Several Chinese companies have offered shares in Hong Kong as political pressures in both the US and China have raised the risk of New York being de-listed.
“The moves by the US regulator on ADRs and the conflicts between Russia and Ukraine have further complicated the situation and caused significant market volatility this year,” Max Lu, director of China asset allocation at UBS Asset Management, said in a statement. “We have seen significant inflows of Chinese stocks since last year, which reflects a significant decline in China’s risk profile.”
ADRs are American Depository Receipts, which refer to stocks of non-US companies that are traded on US stock exchanges.
“We have become more conservative towards stocks in general with the outbreak of conflicts between Russia and Ukraine amid an uncomfortably high level of inflation,” Lu said. However, he said his company has “become more positive regarding Chinese stocks” due to the government’s policy support.
Shen said stocks on the Chinese mainland saw an increase in buying at a level not seen since January 2019.
He noted that it happened when index company MSCI added mainland Chinese stocks to a benchmark, forcing fund managers who track the index to buy mainland stocks.
But the Shanghai Composite is still 12% lower for the year so far.
This is despite stocks rallying in mid-March following state media reports Comments from Vice Premier Liu He Concerns about Beijing’s crackdown on technology, real estate and initial public offerings abroad have eased.
Many investment banks turned positive on Chinese mainland stocks By 2022, despite weak domestic market sentiment.
“The macroeconomic background appears to have improved towards the end of last year,” David Chao, global market analyst, Asia Pacific (formerly Japan) at Invesco, told CNBC in early April.
“But I think Expectations have exceeded themselves“Especially since the real estate market has not found a bottom yet, and the market sentiment seems to have been affected by the downturn in the real estate market,” he said.
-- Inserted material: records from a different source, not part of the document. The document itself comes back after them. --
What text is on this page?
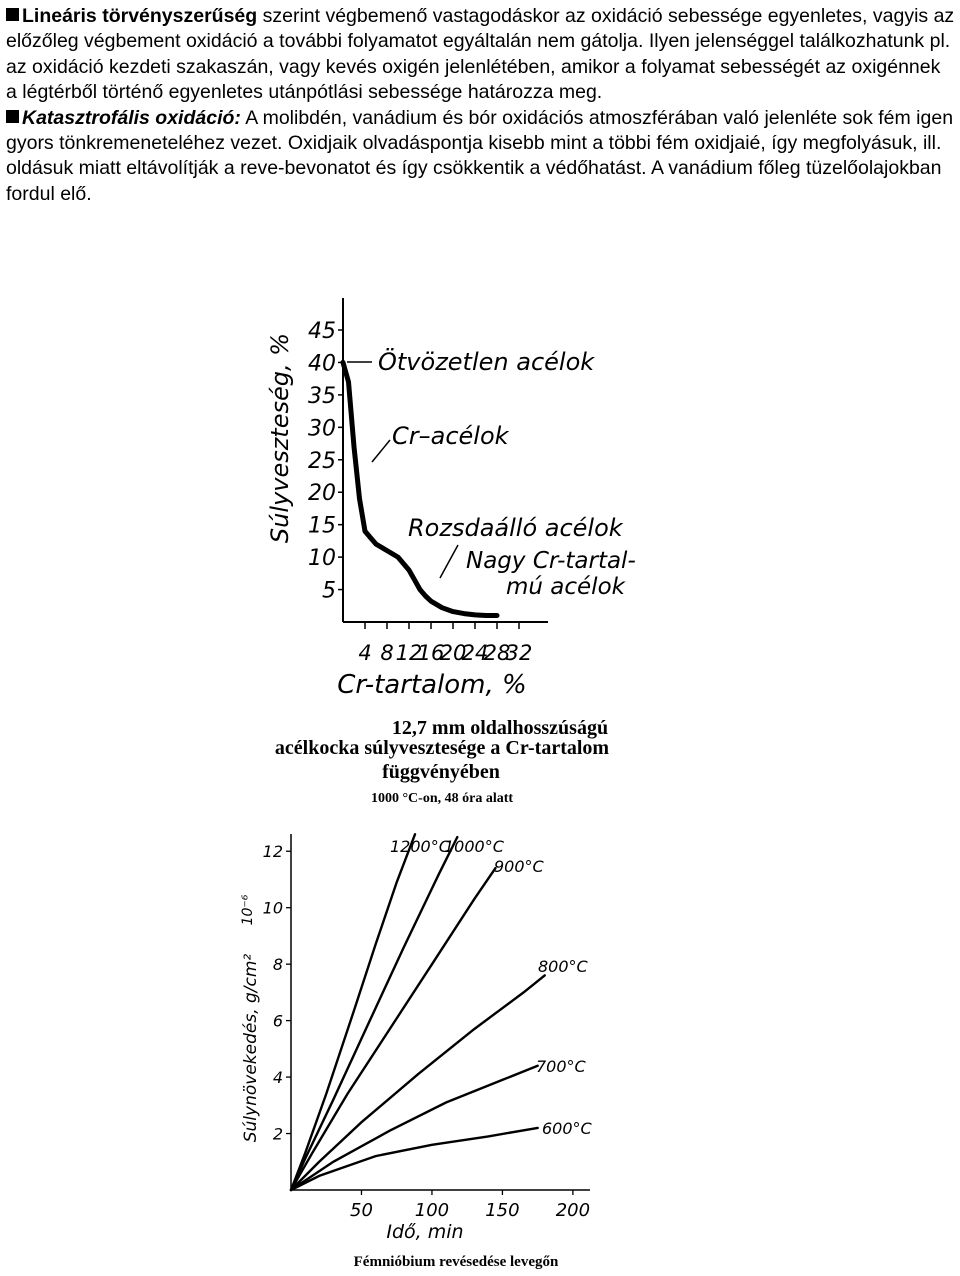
Lineáris törvényszerűség szerint végbemenő vastagodáskor az oxidáció sebessége egyenletes, vagyis az előzőleg végbement oxidáció a további folyamatot egyáltalán nem gátolja. Ilyen jelenséggel találkozhatunk pl. az oxidáció kezdeti szakaszán, vagy kevés oxigén jelenlétében, amikor a folyamat sebességét az oxigénnek a légtérből történő egyenletes utánpótlási sebessége határozza meg.

Katasztrofális oxidáció: A molibdén, vanádium és bór oxidációs atmoszférában való jelenléte sok fém igen gyors tönkremeneteléhez vezet. Oxidjaik olvadáspontja kisebb mint a többi fém oxidjaié, így megfolyásuk, ill. oldásuk miatt eltávolítják a reve-bevonatot és így csökkentik a védőhatást. A vanádium főleg tüzelőolajokban fordul elő.

5
10
15
20
25
30
35
40
45
4 8 12
16
20
24
28
32
Súlyveszteség, %
Cr-tartalom, %
Ötvözetlen acélok
Cr–acélok
Rozsdaálló acélok
Nagy Cr-tartal-
mú acélok
12,7 mm oldalhosszúságú
acélkocka súlyvesztesége a Cr-tartalom
függvényében
1000 °C-on, 48 óra alatt
2
4
6
8
10
12
50 100 150 200
1200°C
1000°C
900°C
800°C
700°C
600°C
Súlynövekedés, g/cm²
10⁻⁶
Idő, min
Fémnióbium revésedése levegőn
Real estate and allied industries account for about 25% of China’s gross domestic product, according to Moody’s.
on Monday, China reported first-quarter GDP It rose 4.8% from the previous year, beating expectations for an increase of 4.4%.
Although economic data for January and February beat expectations, data released so far for March has begun to show the impact of Covid-related lockdowns in major economic centers such as Shanghai.
“As the second quarter approaches, there are still many uncertainties about China’s response to the Covid virus,” said Invesco’s Zhao. “And that will be the most important variable in the current quarter, whether or not pandemic policies evolve.”
“Certified music scholar. Freelance analyst. Social mediaholic. Hipster-friendly web nerd. Zombie buff.”